PAHO states that “[b]etween 60% and 65% of ill people do not receive care. The lack of appropriate services; of trained health professionals, especially in primary care; and the social stigma associated with mental disorders are some of the barriers to access to appropriate care, in addition to the need for boosting capacity for the identification and early treatment of depression. In the region, it is calculated that less than 2% of the health budget is allocated to mental health, and of this, 67% is spent on mental hospitals.”
To address these issues, a consortium of researchers, clinicians and advocates have called for urgent action and investment for programs to improve the lives of people with mental illness around the globe.
In the interview below, Dr. Pamela Collins, Director of the Office for Research on Disparities & Global Mental Health at the National Institute of Mental Health (NIMH) discusses global mental health as an emerging field, and the role of strategic collaboration in the global environment. At the 3:40 mark, the discussion turns to cell phones: “Wherever you look, people who may not have access to electricity have access to cell phones.” For global mental health, what is cell phone’s role? Although not much have been done with mobile phones in the global mental health area, Dr. Collins mentions HIV/AIDS as an area where cell-phone based interventions have been applied and possibilities for how it might work in mental health.
Earlier in the interview, she mentions Grand Challenges in Global Mental Health. The website lists several Grand Challenges for global mental health, including: stigma, global advocacy, prevention and public awareness. These are all areas within which health communicators can have an impact.

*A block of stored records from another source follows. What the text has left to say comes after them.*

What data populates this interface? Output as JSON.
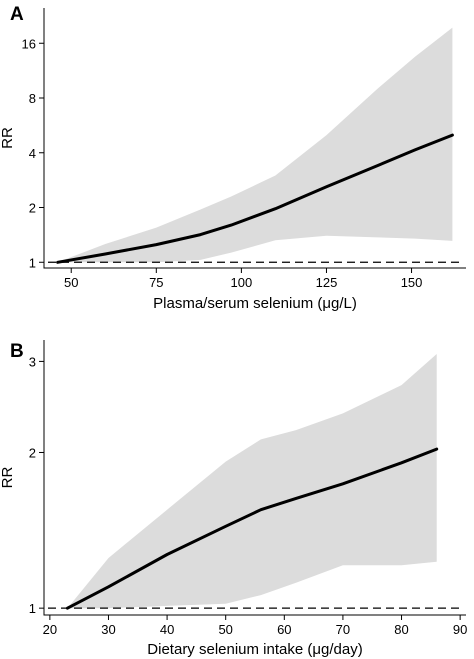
{
  "chart_data": [
    {
      "panel": "A",
      "type": "line",
      "xlabel": "Plasma/serum selenium (μg/L)",
      "ylabel": "RR",
      "xlim": [
        42,
        166
      ],
      "ylim": [
        0.93,
        25
      ],
      "y_scale": "log2",
      "grid": false,
      "xticks": [
        50,
        75,
        100,
        125,
        150
      ],
      "yticks": [
        1,
        2,
        4,
        8,
        16
      ],
      "reference_line": 1,
      "series": [
        {
          "x": [
            46,
            60,
            75,
            88,
            97,
            110,
            125,
            140,
            151,
            162
          ],
          "values": [
            1.0,
            1.11,
            1.25,
            1.42,
            1.6,
            1.97,
            2.6,
            3.4,
            4.15,
            5.0
          ]
        }
      ],
      "ci_lower": [
        1.0,
        1.0,
        1.0,
        1.03,
        1.13,
        1.32,
        1.4,
        1.37,
        1.35,
        1.31
      ],
      "ci_upper": [
        1.0,
        1.26,
        1.55,
        1.95,
        2.3,
        3.0,
        5.0,
        9.0,
        13.5,
        19.5
      ]
    },
    {
      "panel": "B",
      "type": "line",
      "xlabel": "Dietary selenium intake (μg/day)",
      "ylabel": "RR",
      "xlim": [
        19,
        91
      ],
      "ylim": [
        0.97,
        3.3
      ],
      "y_scale": "log",
      "grid": false,
      "xticks": [
        20,
        30,
        40,
        50,
        60,
        70,
        80,
        90
      ],
      "yticks": [
        1,
        2,
        3
      ],
      "reference_line": 1,
      "series": [
        {
          "x": [
            23,
            30,
            40,
            50,
            56,
            62,
            70,
            80,
            86
          ],
          "values": [
            1.0,
            1.1,
            1.27,
            1.44,
            1.55,
            1.63,
            1.74,
            1.91,
            2.03
          ]
        }
      ],
      "ci_lower": [
        1.0,
        1.0,
        1.01,
        1.02,
        1.06,
        1.12,
        1.21,
        1.21,
        1.23
      ],
      "ci_upper": [
        1.0,
        1.25,
        1.55,
        1.92,
        2.12,
        2.21,
        2.38,
        2.7,
        3.1
      ]
    }
  ]
}
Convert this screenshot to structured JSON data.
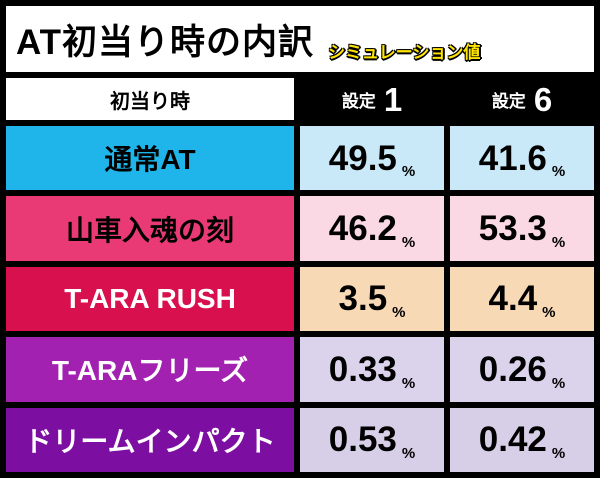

Currently, the NIMH is requesting applications in response to RFA-MH-13-040, “Grand Challenges in Global Mental Health: Integrating Mental Health into Chronic Disease Care Provision in Low- and Middle-Income Countries” (R01). Foreign investigators encouraged to apply! For more information, visit http://grants.nih.gov/grants/guide/rfa-files/RFA-MH-13-040.html
The website gives an abundance of guidelines for different types of research topics. For those interested in ehealth, I wanted to highlight one area: Test the impact of innovative technologies (e.g., mobile phones or telehealth interventions, etc.) and information systems on the clinical management of people with co-morbid mental and chronic health conditions in LMICs.